Commission chair Marc Léger stated in a news release that there was “insufficient evidence” that Son breached the Code of Professional Conduct Regulation.

It was also announced by Edmundston Police Chief Alain Lang that Son will resume his duties as a patrol officer.

Chantel Moore’s mother, Martha Martin, is still looking for accountability in her daughter’s death at the hands of police last year.

In an interview with CBC on November 19, Martha Martin said, “Our lives mean nothing, you know. There’s no accountability. There’s no consequences.”

Martin said that when she first heard the commission’s findings, she was disappointed and then angry. 

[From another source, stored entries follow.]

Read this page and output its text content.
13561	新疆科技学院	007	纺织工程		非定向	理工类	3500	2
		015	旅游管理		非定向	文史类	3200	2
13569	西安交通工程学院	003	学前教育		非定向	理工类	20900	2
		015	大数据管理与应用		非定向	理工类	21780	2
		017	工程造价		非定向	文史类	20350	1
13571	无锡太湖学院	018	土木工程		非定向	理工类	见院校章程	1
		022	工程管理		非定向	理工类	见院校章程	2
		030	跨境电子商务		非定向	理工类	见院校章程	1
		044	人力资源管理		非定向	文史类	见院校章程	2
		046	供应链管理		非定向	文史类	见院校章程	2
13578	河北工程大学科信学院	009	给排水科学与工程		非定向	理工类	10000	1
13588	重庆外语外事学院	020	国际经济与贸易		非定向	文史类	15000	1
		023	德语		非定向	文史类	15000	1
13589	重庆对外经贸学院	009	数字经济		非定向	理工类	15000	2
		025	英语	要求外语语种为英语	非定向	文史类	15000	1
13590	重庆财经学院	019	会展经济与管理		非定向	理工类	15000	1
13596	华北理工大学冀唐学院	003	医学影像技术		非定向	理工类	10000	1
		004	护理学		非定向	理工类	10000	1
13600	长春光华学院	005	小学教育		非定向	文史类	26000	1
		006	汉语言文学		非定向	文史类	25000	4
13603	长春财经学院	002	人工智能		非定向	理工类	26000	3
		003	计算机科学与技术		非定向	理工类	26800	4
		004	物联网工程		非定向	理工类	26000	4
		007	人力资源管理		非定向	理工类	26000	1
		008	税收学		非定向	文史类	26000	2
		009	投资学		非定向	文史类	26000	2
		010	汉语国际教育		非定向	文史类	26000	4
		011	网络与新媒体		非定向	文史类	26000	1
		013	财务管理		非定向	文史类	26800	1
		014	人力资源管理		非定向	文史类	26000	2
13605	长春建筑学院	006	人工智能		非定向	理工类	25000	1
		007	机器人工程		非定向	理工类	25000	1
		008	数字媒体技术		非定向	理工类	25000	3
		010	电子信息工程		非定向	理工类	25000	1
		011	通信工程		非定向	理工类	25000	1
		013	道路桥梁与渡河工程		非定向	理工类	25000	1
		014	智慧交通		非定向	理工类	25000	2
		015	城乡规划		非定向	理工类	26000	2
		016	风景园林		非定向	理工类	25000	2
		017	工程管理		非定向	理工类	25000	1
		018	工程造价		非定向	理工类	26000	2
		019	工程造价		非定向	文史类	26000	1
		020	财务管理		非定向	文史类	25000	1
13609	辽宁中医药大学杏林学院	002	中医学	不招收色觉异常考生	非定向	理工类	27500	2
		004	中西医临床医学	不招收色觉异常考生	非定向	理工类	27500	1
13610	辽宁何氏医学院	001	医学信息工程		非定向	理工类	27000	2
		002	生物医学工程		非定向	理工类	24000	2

“This is nothing new to us, you know. We knew that there would be no consequences for his actions,” Martin told CBC. 

She continued, “Do we push forward, push harder for police to wear body cams? Should they be allowed to go back to active duty after shooting off their firearm? There’s so much that you want to have changed so that we don’t have any more Chantel Moores or we don’t have any more Rodney Levis, you know?”

Martin said that changes are needed in order to “mend these bridges between policing and Indigenous people” and racialized groups.

A coroner’s inquest is scheduled to begin February 22, 2022, at the Edmundston Convention Centre. Martin hopes that the inquest will deliver some of the answers she’s looking for.

Léger said the commission typically tasks police forces with conducting their own code of conduct investigations, reviews their findings, and gives the final word on any disciplinary actions. 

However, while the “investigation” found that Son did not breach the code of conduct, Léger said the investigators found how policies and procedures were followed by the Edmundston Police Force to be problematic.

It was also noted that there were issues with malfunctioning dash cams and microphones. Investigators also said that policy surrounding the reporting of malfunctioning equipment was lacking.

The commission also identified the need for a thorough review on how police respond to calls for wellness checks in New Brunswick.